Other CleanTech Ideas to Note from the Code Global Challenge
Four climate solutions were honored in addition to Saaf Water at the Call for Code Global Challenge.
- Green Farm, an app to make agriculture more sustainable by, among other things, connecting local producers and consumers to each other, was awarded second place and $25,000.
- Project Scavenger, an app to enable individuals to responsibly dispose of their devices, was awarded third place and $25,000.
- Honestly, an online browser extension aimed at passing supply chain transparency to consumers, was awarded fourth place and $10,000.
- Plenti, a mobile application designed to make inventory tracking and waste measurement processes user-friendly and easy to do at home, was awarded fifth place and $10,000.

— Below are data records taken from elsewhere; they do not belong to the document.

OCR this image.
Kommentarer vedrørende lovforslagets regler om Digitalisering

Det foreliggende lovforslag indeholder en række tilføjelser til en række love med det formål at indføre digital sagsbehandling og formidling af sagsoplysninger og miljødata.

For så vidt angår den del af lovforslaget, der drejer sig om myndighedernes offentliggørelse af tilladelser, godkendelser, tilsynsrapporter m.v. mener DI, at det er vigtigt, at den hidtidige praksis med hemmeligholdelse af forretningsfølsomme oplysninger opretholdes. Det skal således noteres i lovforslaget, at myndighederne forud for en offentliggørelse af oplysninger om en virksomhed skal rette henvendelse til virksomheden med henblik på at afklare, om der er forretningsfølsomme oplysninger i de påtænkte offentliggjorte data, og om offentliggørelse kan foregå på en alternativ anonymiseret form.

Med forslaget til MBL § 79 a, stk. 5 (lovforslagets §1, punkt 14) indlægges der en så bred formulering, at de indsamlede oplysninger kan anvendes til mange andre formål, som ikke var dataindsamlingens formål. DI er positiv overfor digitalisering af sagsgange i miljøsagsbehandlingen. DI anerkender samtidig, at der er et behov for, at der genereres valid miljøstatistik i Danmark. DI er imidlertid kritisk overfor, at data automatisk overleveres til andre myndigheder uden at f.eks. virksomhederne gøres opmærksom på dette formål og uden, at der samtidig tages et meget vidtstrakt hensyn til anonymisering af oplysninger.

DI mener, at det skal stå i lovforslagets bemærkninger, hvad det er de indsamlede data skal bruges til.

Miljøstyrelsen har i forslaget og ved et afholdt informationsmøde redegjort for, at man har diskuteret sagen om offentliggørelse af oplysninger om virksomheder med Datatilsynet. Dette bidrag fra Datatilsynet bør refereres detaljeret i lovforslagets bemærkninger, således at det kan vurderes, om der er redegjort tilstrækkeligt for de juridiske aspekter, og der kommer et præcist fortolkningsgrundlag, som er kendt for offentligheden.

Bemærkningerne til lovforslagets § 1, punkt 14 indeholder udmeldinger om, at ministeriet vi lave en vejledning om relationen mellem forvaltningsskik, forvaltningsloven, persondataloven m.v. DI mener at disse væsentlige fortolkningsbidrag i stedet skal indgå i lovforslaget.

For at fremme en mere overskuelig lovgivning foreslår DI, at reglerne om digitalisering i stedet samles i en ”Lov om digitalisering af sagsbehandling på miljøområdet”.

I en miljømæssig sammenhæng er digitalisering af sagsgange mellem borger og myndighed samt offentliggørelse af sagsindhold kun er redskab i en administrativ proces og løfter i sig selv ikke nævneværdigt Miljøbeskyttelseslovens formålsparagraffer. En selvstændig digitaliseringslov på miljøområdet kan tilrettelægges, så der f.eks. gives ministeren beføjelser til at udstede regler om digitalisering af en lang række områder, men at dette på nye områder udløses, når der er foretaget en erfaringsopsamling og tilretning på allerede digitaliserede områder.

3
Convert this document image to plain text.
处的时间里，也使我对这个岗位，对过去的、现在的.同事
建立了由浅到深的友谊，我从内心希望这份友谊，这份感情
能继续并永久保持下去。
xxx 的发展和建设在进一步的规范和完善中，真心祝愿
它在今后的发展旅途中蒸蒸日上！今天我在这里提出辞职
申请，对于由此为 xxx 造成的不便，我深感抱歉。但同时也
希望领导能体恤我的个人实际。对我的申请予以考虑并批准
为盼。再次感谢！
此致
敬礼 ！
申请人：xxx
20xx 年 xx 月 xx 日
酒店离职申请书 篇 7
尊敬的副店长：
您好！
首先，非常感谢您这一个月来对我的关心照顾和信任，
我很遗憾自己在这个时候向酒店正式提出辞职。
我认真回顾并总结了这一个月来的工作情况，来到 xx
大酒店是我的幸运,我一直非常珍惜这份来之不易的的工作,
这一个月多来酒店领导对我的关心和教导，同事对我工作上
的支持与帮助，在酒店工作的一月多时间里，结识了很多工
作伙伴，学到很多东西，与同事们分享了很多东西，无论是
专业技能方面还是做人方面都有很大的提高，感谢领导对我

In total, 42 regional finalists and the local winners among them from Asia Pacific, Europe, Greater China, India, Latin America, the Middle East and Africa, and North America were celebrated at the event.
Last year’s winner Agrolly helped small farmers better understand what to plant, based on weather patterns and crop characteristics. Since winning the 2020 Call for Code Global Challenge, Agrolly has scaled its personalized farming technology app to more than 1,600 rural farmers across India and Mongolia.
To date, more than 20,000 Call for Code applications have been built using open source-powered software such as Red Hat OpenShift, IBM Cloud, IBM Watson, and IBM Blockchain, as well as data from IBM’s The Weather Company and developer resources and APIs from partners like Esri and Twilio. Fourteen Call for Code projects have been adopted into open governance by the Linux Foundation. Call for Code global winning solutions are further developed, incubated, and deployed as sustainable open source projects with support from the community to ensure they can drive positive change.
About Call for Code Global Challenge
Developers have revolutionized the way people live and interact with virtually everyone and everything. Where most people see challenges, developers see possibilities. That’s why David Clark, the CEO of David Clark Cause, created Call for Code in 2018, and launched it alongside Founding Partner IBM and global partner United Nations Human rights.
This $30 million global initiative is a rallying cry to developers to use their mastery of the latest technologies to drive positive and long-lasting change across the world through code. The Call for Code community includes United Nations Human Rights, The Linux Foundation, United Nations Office for Disaster Risk Reduction, Clinton Foundationand Clinton Global Initiative University, Arrow Electronics, Ingram Micro, Intuit, Caribbean Girls Hack, Kode With Klossy, World Institute on Disability, Esri, Samsung, Black Girls Code, Heifer International, The Nature Conservancy, and many more.